Neve Campbell en House of Cards
Neve Campbell en House of Cards

Aunque Frank no lo va a permitir con tanta facilidad. Pese a la actitud de Claire, él continúa siendo el Rey… hasta que Goodwin, embajador de los crímenes pasados y recién salido de la cárcel, lo deja desangrándose tras dos disparos. Si alguien poderoso podía anticipar un intento de asesinato, es Frank Underwood. Y su posible supervivencia no es el factor interesante aquí, sino la demostración de absoluta inutilidad que tiene su poder. Desde hace un rato, Frank ha ido perdiendo el dominio de la situación en cara a rivales igual de astutos (como Raymond Tusk (Gerald McRaney), que regresa en su ausencia), o aliados con nuevas intenciones, como Claire. Ahora, el verdadero Underwood es ella. En la ausencia de su marido, Claire encuentra su oportunidad de control presidencial, aunque la ejerza a través del inseguro vice-presidente Donald Blythe (Reed Birney). Pero aquello es un detalle menor. Ella es la que negocia con los rusos. Ella es la que dirige la solución de la crisis energética. Ella es la que hace reconocer a Frank, víctima de su propia avaricia, que la dependencia entre ambos siempre ha sido al revés. La cuarta temporada re-ordena los cimientos de su narrativa hacia una nueva lógica: Los Underwood son un matrimonio de necesidad, no de amor. La competencia a su alrededor se intensifica. Y las acciones del pasado, lentamente, empiezan a cobrar venganza.
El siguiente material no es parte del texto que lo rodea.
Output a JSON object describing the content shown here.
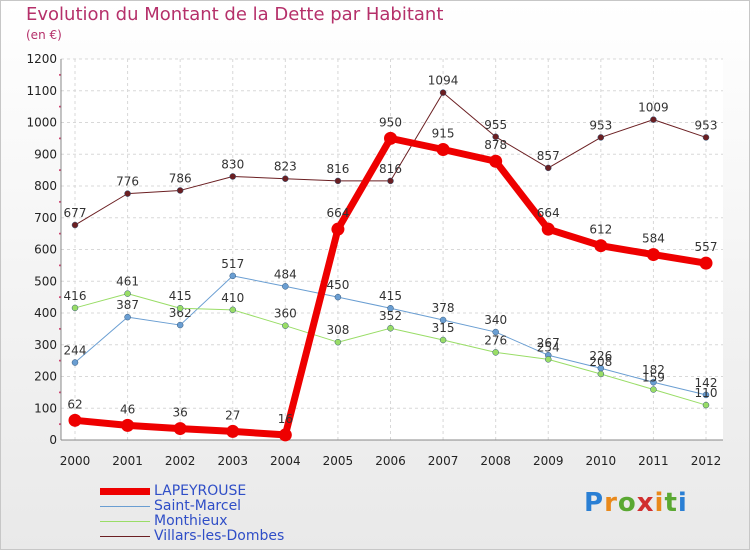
{
  "title": "Evolution du Montant de la Dette par Habitant",
  "subtitle": "(en €)",
  "brand": {
    "text": "Proxiti",
    "letter_colors": [
      "#2a7fd4",
      "#e9891b",
      "#5aa832",
      "#d12f2f",
      "#e9891b",
      "#5aa832",
      "#2a7fd4"
    ]
  },
  "chart_data": {
    "type": "line",
    "title": "Evolution du Montant de la Dette par Habitant",
    "ylabel": "(en €)",
    "x": [
      "2000",
      "2001",
      "2002",
      "2003",
      "2004",
      "2005",
      "2006",
      "2007",
      "2008",
      "2009",
      "2010",
      "2011",
      "2012"
    ],
    "ylim": [
      0,
      1200
    ],
    "yticks": [
      0,
      100,
      200,
      300,
      400,
      500,
      600,
      700,
      800,
      900,
      1000,
      1100,
      1200
    ],
    "grid": true,
    "legend": "bottom-left",
    "series": [
      {
        "name": "Villars-les-Dombes",
        "color": "#6b1f22",
        "width": 1,
        "values": [
          677,
          776,
          786,
          830,
          823,
          816,
          816,
          1094,
          955,
          857,
          953,
          1009,
          953
        ]
      },
      {
        "name": "Saint-Marcel",
        "color": "#6a9ed2",
        "width": 1,
        "values": [
          244,
          387,
          362,
          517,
          484,
          450,
          415,
          378,
          340,
          267,
          226,
          182,
          142
        ]
      },
      {
        "name": "Monthieux",
        "color": "#99dd66",
        "width": 1,
        "values": [
          416,
          461,
          415,
          410,
          360,
          308,
          352,
          315,
          276,
          254,
          208,
          159,
          110
        ]
      },
      {
        "name": "LAPEYROUSE",
        "color": "#ee0000",
        "width": 7,
        "values": [
          62,
          46,
          36,
          27,
          16,
          664,
          950,
          915,
          878,
          664,
          612,
          584,
          557
        ]
      }
    ],
    "legend_order": [
      "LAPEYROUSE",
      "Saint-Marcel",
      "Monthieux",
      "Villars-les-Dombes"
    ]
  }
}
Los crímenes del pasado acechan a Underwood en la nueva temporada
Los crímenes del pasado acechan a Underwood en la nueva temporada

Así como hay una nueva lista de reglas, también se plantea un regreso a la tradición, y de una forma muy brusca. Una vez que Frank sale del hospital, toda la arrogancia y experta manipulación que lo caracterizaron durante 3 años regresa con él. Es curioso que, al borde de una revolución narrativa, House of Cards recuerde fragmentos de lo que la definió en un inicio. Posibles razones aparte, la transición es víctima de su velocidad: aún cuando se plantea (y esto sigue siendo una teoría personal) una verosimilitud psicológica, la transición emocional entre Frank y Claire es repentina, como si no hubiera suficientes episodios para contar ambas historias. Porque no los hay.

Eso ciertamente no arruina el viaje. Al decidir una renovación en cada temporada, House of Cards se ha convertido en un ejemplo magistral sobre el control de expectativas. Nada es del todo anticipable en su mundo, y las reacciones al respecto son variadas. Pero también, de eso sirve el modelo Netflix: el pasado siempre estará ahí, dispuesto a ser re-explorado. La intriga de lo que hay por delante también continúa, y al mismo tiempo, podría advertir un final lógico. Ya no todas las series de televisión se hacen con la intención de sobrevivir por décadas, y House of Cards podría tener los números contados por dos razones: la política del mundo real se termina (aunque The West Wing logró empujarla por 7 años), y las acciones de los Underwood están destinadas a un final trágico, más después de las conclusiones planteadas en esta última temporada. Quizás, después de todo este tiempo, la mayor innovación de House of Cards sea su próximo fin, y este abra la puerta a una nueva exploración de sus potenciales significados, por décadas.